The project succeeded in extending off-grid access by installing over 7,000 solar home systems and over 5,000 Pico PV systems in rural households, schools, clinics and small businesses. However, the World Bank struggled with selling the idea of using LEDs and efficient appliances with the new systems because it’s tough to build markets for these products in such remote areas, the report said.

Private capital and closing the energy gap
Making reliable, affordable electricity available to everyone in the world by 2030 was one of the goals that came out of the U.N.’s 2012 Conference on Sustainable Development in Rio de Janeiro.
Later, the Sustainable Energy for All (SE4All) initiative was formed to make it happen. It has rallied the public sector, private sector and civil society around three big objectives: ensuring universal access to modern-energy services; doubling the rate of improvement in energy efficiency; and doubling the share of renewable energy in the global-energy mix.
“Such accelerated action will require serious investment,” Anita Marangoly George, senior director of the World Bank’s Global Practice on Energy and Extractive Industries, wrote in a recent blog post. “Already, SE4All has helped lay out a realistic financing plan with inputs from leading financiers who are part of the partnership.”
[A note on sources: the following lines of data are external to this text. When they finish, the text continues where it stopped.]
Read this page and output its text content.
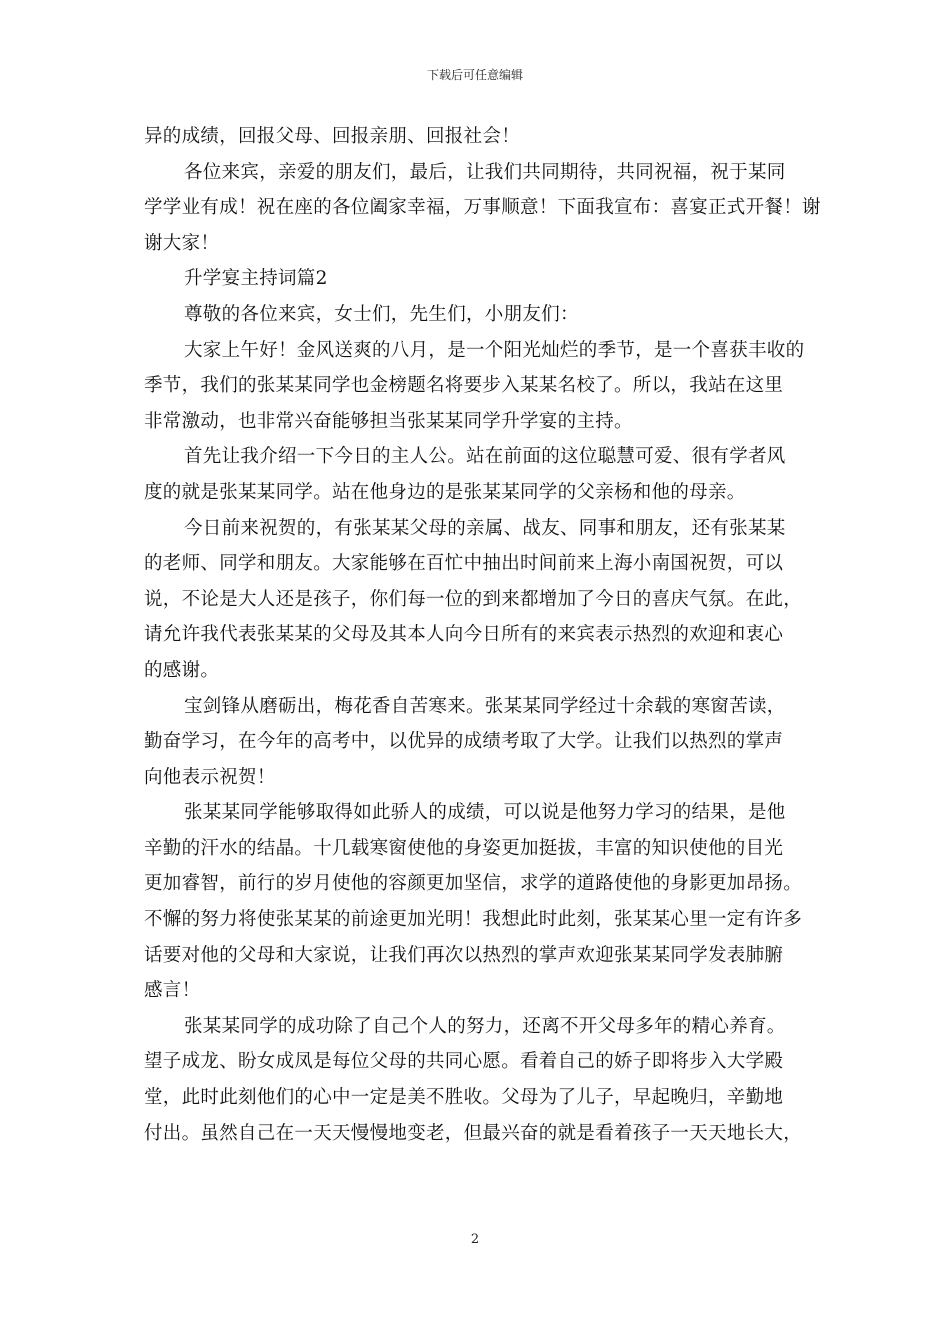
下载后可任意编辑
异的成绩，回报父母、回报亲朋、回报社会！
各位来宾，亲爱的朋友们，最后，让我们共同期待，共同祝福，祝于某同
学学业有成！祝在座的各位阖家幸福，万事顺意！下面我宣布：喜宴正式开餐！谢
谢大家！
升学宴主持词篇2
尊敬的各位来宾，女士们，先生们，小朋友们：
大家上午好！金风送爽的八月，是一个阳光灿烂的季节，是一个喜获丰收的
季节，我们的张某某同学也金榜题名将要步入某某名校了。所以，我站在这里
非常激动，也非常兴奋能够担当张某某同学升学宴的主持。
首先让我介绍一下今日的主人公。站在前面的这位聪慧可爱、很有学者风
度的就是张某某同学。站在他身边的是张某某同学的父亲杨和他的母亲。
今日前来祝贺的，有张某某父母的亲属、战友、同事和朋友，还有张某某
的老师、同学和朋友。大家能够在百忙中抽出时间前来上海小南国祝贺，可以
说，不论是大人还是孩子，你们每一位的到来都增加了今日的喜庆气氛。在此，
请允许我代表张某某的父母及其本人向今日所有的来宾表示热烈的欢迎和衷心
的感谢。
宝剑锋从磨砺出，梅花香自苦寒来。张某某同学经过十余载的寒窗苦读，
勤奋学习，在今年的高考中，以优异的成绩考取了大学。让我们以热烈的掌声
向他表示祝贺！
张某某同学能够取得如此骄人的成绩，可以说是他努力学习的结果，是他
辛勤的汗水的结晶。十几载寒窗使他的身姿更加挺拔，丰富的知识使他的目光
更加睿智，前行的岁月使他的容颜更加坚信，求学的道路使他的身影更加昂扬。
不懈的努力将使张某某的前途更加光明！我想此时此刻，张某某心里一定有许多
话要对他的父母和大家说，让我们再次以热烈的掌声欢迎张某某同学发表肺腑
感言！
张某某同学的成功除了自己个人的努力，还离不开父母多年的精心养育。
望子成龙、盼女成凤是每位父母的共同心愿。看着自己的娇子即将步入大学殿
堂，此时此刻他们的心中一定是美不胜收。父母为了儿子，早起晚归，辛勤地
付出。虽然自己在一天天慢慢地变老，但最兴奋的就是看着孩子一天天地长大，
2
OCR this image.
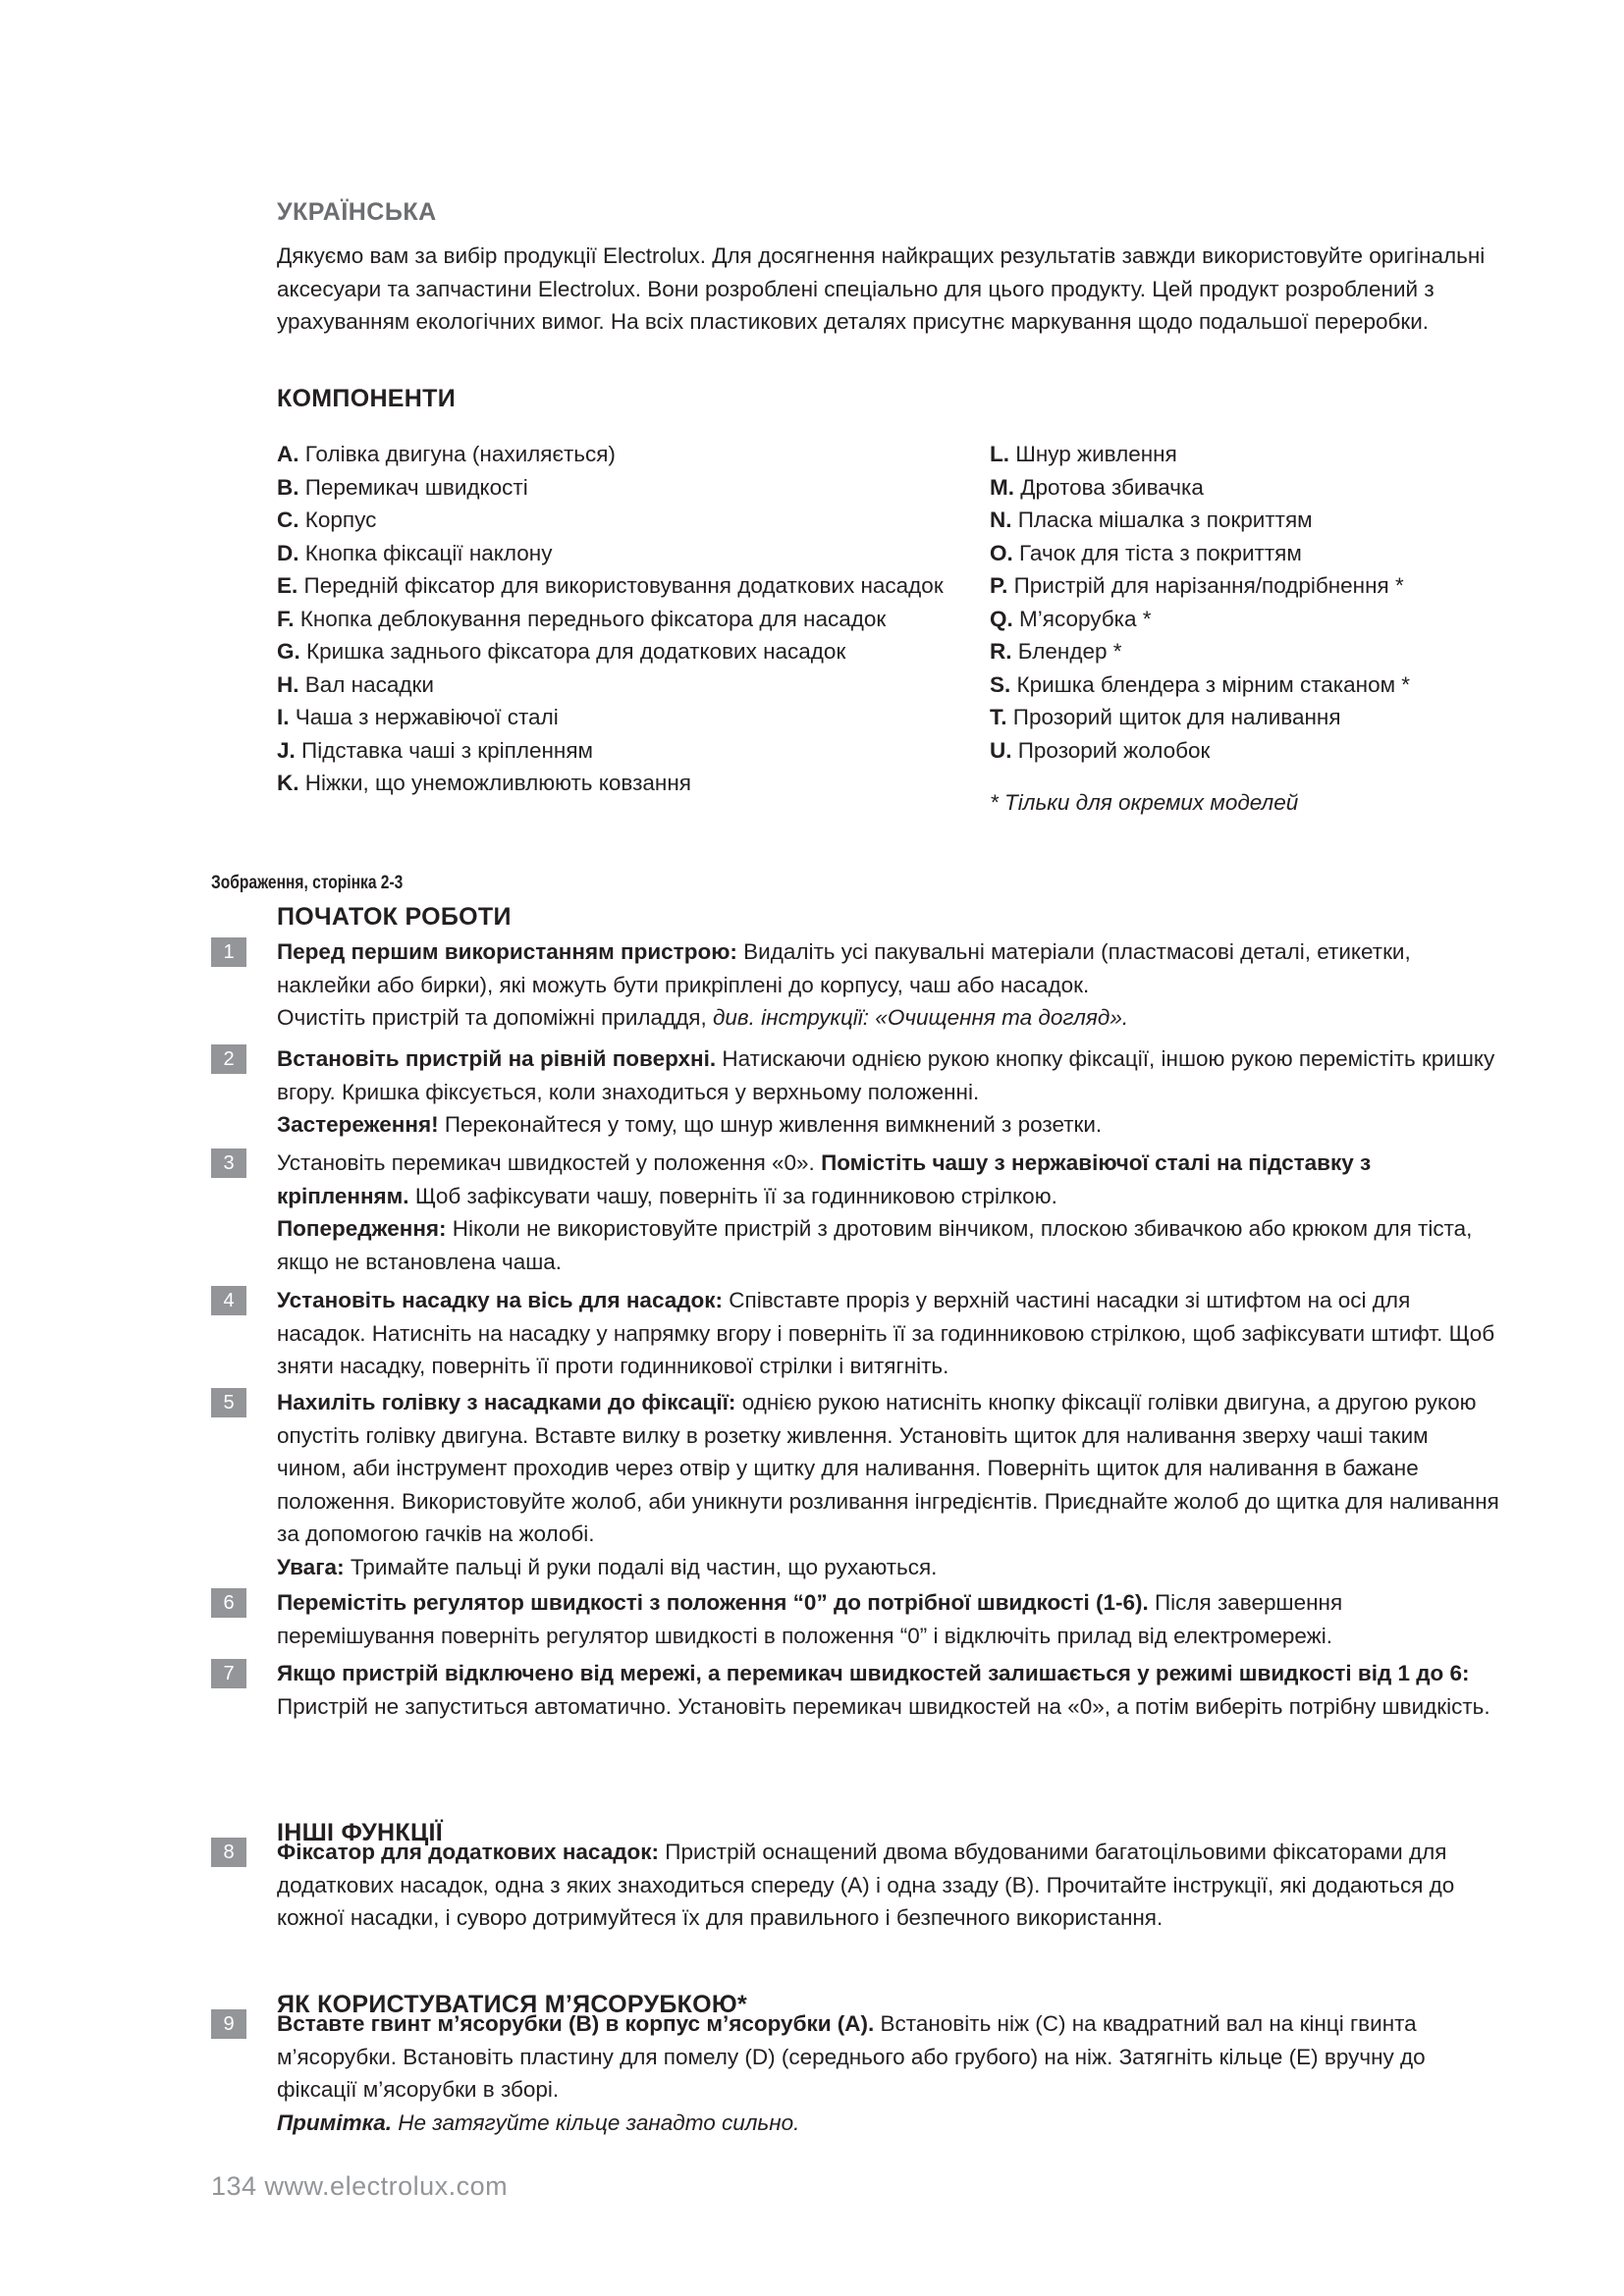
УКРАЇНСЬКА

Дякуємо вам за вибір продукції Electrolux. Для досягнення найкращих результатів завжди використовуйте оригінальні аксесуари та запчастини Electrolux. Вони розроблені спеціально для цього продукту. Цей продукт розроблений з урахуванням екологічних вимог. На всіх пластикових деталях присутнє маркування щодо подальшої переробки.

КОМПОНЕНТИ
A. Голівка двигуна (нахиляється)
B. Перемикач швидкості
C. Корпус
D. Кнопка фіксації наклону
E. Передній фіксатор для використовування додаткових насадок
F. Кнопка деблокування переднього фіксатора для насадок
G. Кришка заднього фіксатора для додаткових насадок
H. Вал насадки
I. Чаша з нержавіючої сталі
J. Підставка чаші з кріпленням
K. Ніжки, що унеможливлюють ковзання
L. Шнур живлення
M. Дротова збивачка
N. Пласка мішалка з покриттям
O. Гачок для тіста з покриттям
P. Пристрій для нарізання/подрібнення *
Q. М’ясорубка *
R. Блендер *
S. Кришка блендера з мірним стаканом *
T. Прозорий щиток для наливання
U. Прозорий жолобок
* Тільки для окремих моделей
Зображення, сторінка 2-3
ПОЧАТОК РОБОТИ
1	Перед першим використанням пристрою: Видаліть усі пакувальні матеріали (пластмасові деталі, етикетки, наклейки або бирки), які можуть бути прикріплені до корпусу, чаш або насадок.

Очистіть пристрій та допоміжні приладдя, див. інструкції: «Очищення та догляд».

2	Встановіть пристрій на рівній поверхні. Натискаючи однією рукою кнопку фіксації, іншою рукою перемістіть кришку вгору. Кришка фіксується, коли знаходиться у верхньому положенні.

Застереження! Переконайтеся у тому, що шнур живлення вимкнений з розетки.

3	Установіть перемикач швидкостей у положення «0». Помістіть чашу з нержавіючої сталі на підставку з кріпленням. Щоб зафіксувати чашу, поверніть її за годинниковою стрілкою.

Попередження: Ніколи не використовуйте пристрій з дротовим вінчиком, плоскою збивачкою або крюком для тіста, якщо не встановлена чаша.

4	Установіть насадку на вісь для насадок: Співставте проріз у верхній частині насадки зі штифтом на осі для насадок. Натисніть на насадку у напрямку вгору і поверніть її за годинниковою стрілкою, щоб зафіксувати штифт. Щоб зняти насадку, поверніть її проти годинникової стрілки і витягніть.

5	Нахиліть голівку з насадками до фіксації: однією рукою натисніть кнопку фіксації голівки двигуна, а другою рукою опустіть голівку двигуна. Вставте вилку в розетку живлення. Установіть щиток для наливання зверху чаші таким чином, аби інструмент проходив через отвір у щитку для наливання. Поверніть щиток для наливання в бажане положення. Використовуйте жолоб, аби уникнути розливання інгредієнтів. Приєднайте жолоб до щитка для наливання за допомогою гачків на жолобі.

Увага: Тримайте пальці й руки подалі від частин, що рухаються.

6	Перемістіть регулятор швидкості з положення “0” до потрібної швидкості (1-6). Після завершення перемішування поверніть регулятор швидкості в положення “0” і відключіть прилад від електромережі.

7	Якщо пристрій відключено від мережі, а перемикач швидкостей залишається у режимі швидкості від 1 до 6: Пристрій не запуститься автоматично. Установіть перемикач швидкостей на «0», а потім виберіть потрібну швидкість.

ІНШІ ФУНКЦІЇ
8	Фіксатор для додаткових насадок: Пристрій оснащений двома вбудованими багатоцільовими фіксаторами для додаткових насадок, одна з яких знаходиться спереду (A) і одна ззаду (B). Прочитайте інструкції, які додаються до кожної насадки, і суворо дотримуйтеся їх для правильного і безпечного використання.

ЯК КОРИСТУВАТИСЯ М’ЯСОРУБКОЮ*
9	Вставте гвинт м’ясорубки (B) в корпус м’ясорубки (A). Встановіть ніж (C) на квадратний вал на кінці гвинта м’ясорубки. Встановіть пластину для помелу (D) (середнього або грубого) на ніж. Затягніть кільце (E) вручну до фіксації м’ясорубки в зборі.

Примітка. Не затягуйте кільце занадто сильно.

134 www.electrolux.com
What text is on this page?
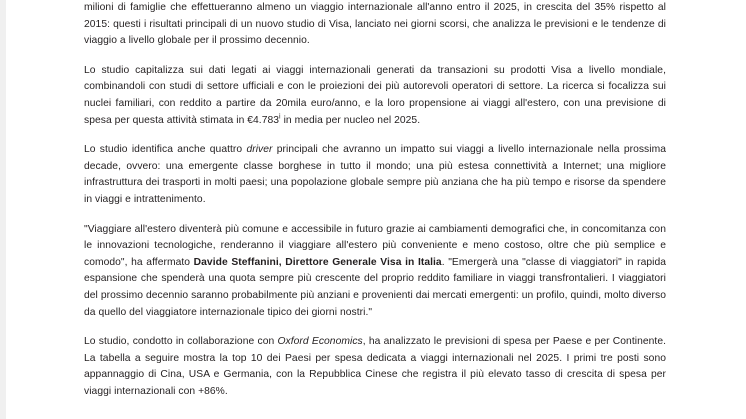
milioni di famiglie che effettueranno almeno un viaggio internazionale all'anno entro il 2025, in crescita del 35% rispetto al 2015: questi i risultati principali di un nuovo studio di Visa, lanciato nei giorni scorsi, che analizza le previsioni e le tendenze di viaggio a livello globale per il prossimo decennio.

Lo studio capitalizza sui dati legati ai viaggi internazionali generati da transazioni su prodotti Visa a livello mondiale, combinandoli con studi di settore ufficiali e con le proiezioni dei più autorevoli operatori di settore. La ricerca si focalizza sui nuclei familiari, con reddito a partire da 20mila euro/anno, e la loro propensione ai viaggi all'estero, con una previsione di spesa per questa attività stimata in €4.783$^i$ in media per nucleo nel 2025.

Lo studio identifica anche quattro driver principali che avranno un impatto sui viaggi a livello internazionale nella prossima decade, ovvero: una emergente classe borghese in tutto il mondo; una più estesa connettività a Internet; una migliore infrastruttura dei trasporti in molti paesi; una popolazione globale sempre più anziana che ha più tempo e risorse da spendere in viaggi e intrattenimento.

"Viaggiare all'estero diventerà più comune e accessibile in futuro grazie ai cambiamenti demografici che, in concomitanza con le innovazioni tecnologiche, renderanno il viaggiare all'estero più conveniente e meno costoso, oltre che più semplice e comodo", ha affermato Davide Steffanini, Direttore Generale Visa in Italia. "Emergerà una "classe di viaggiatori" in rapida espansione che spenderà una quota sempre più crescente del proprio reddito familiare in viaggi transfrontalieri. I viaggiatori del prossimo decennio saranno probabilmente più anziani e provenienti dai mercati emergenti: un profilo, quindi, molto diverso da quello del viaggiatore internazionale tipico dei giorni nostri."

Lo studio, condotto in collaborazione con Oxford Economics, ha analizzato le previsioni di spesa per Paese e per Continente. La tabella a seguire mostra la top 10 dei Paesi per spesa dedicata a viaggi internazionali nel 2025. I primi tre posti sono appannaggio di Cina, USA e Germania, con la Repubblica Cinese che registra il più elevato tasso di crescita di spesa per viaggi internazionali con +86%.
The world needs to triple its investment in sustainable energy infrastructure per year, from around $400 billion now to $1.25 trillion by 2030, the World Bank estimates.
“We believe that this level of private capital is available, but investors tend to be wary to enter new markets that they regard as risky,” Marangoly George wrote.
Development partners such as the World Bank are working to make these investments more attractive to the private sector by reducing risk and building strong, reliable energy institutions, Marangoly George said.
It also means laying out energy investment prospectuses to attract private capital and identifying a range of financial tools that give investors the confidence they need.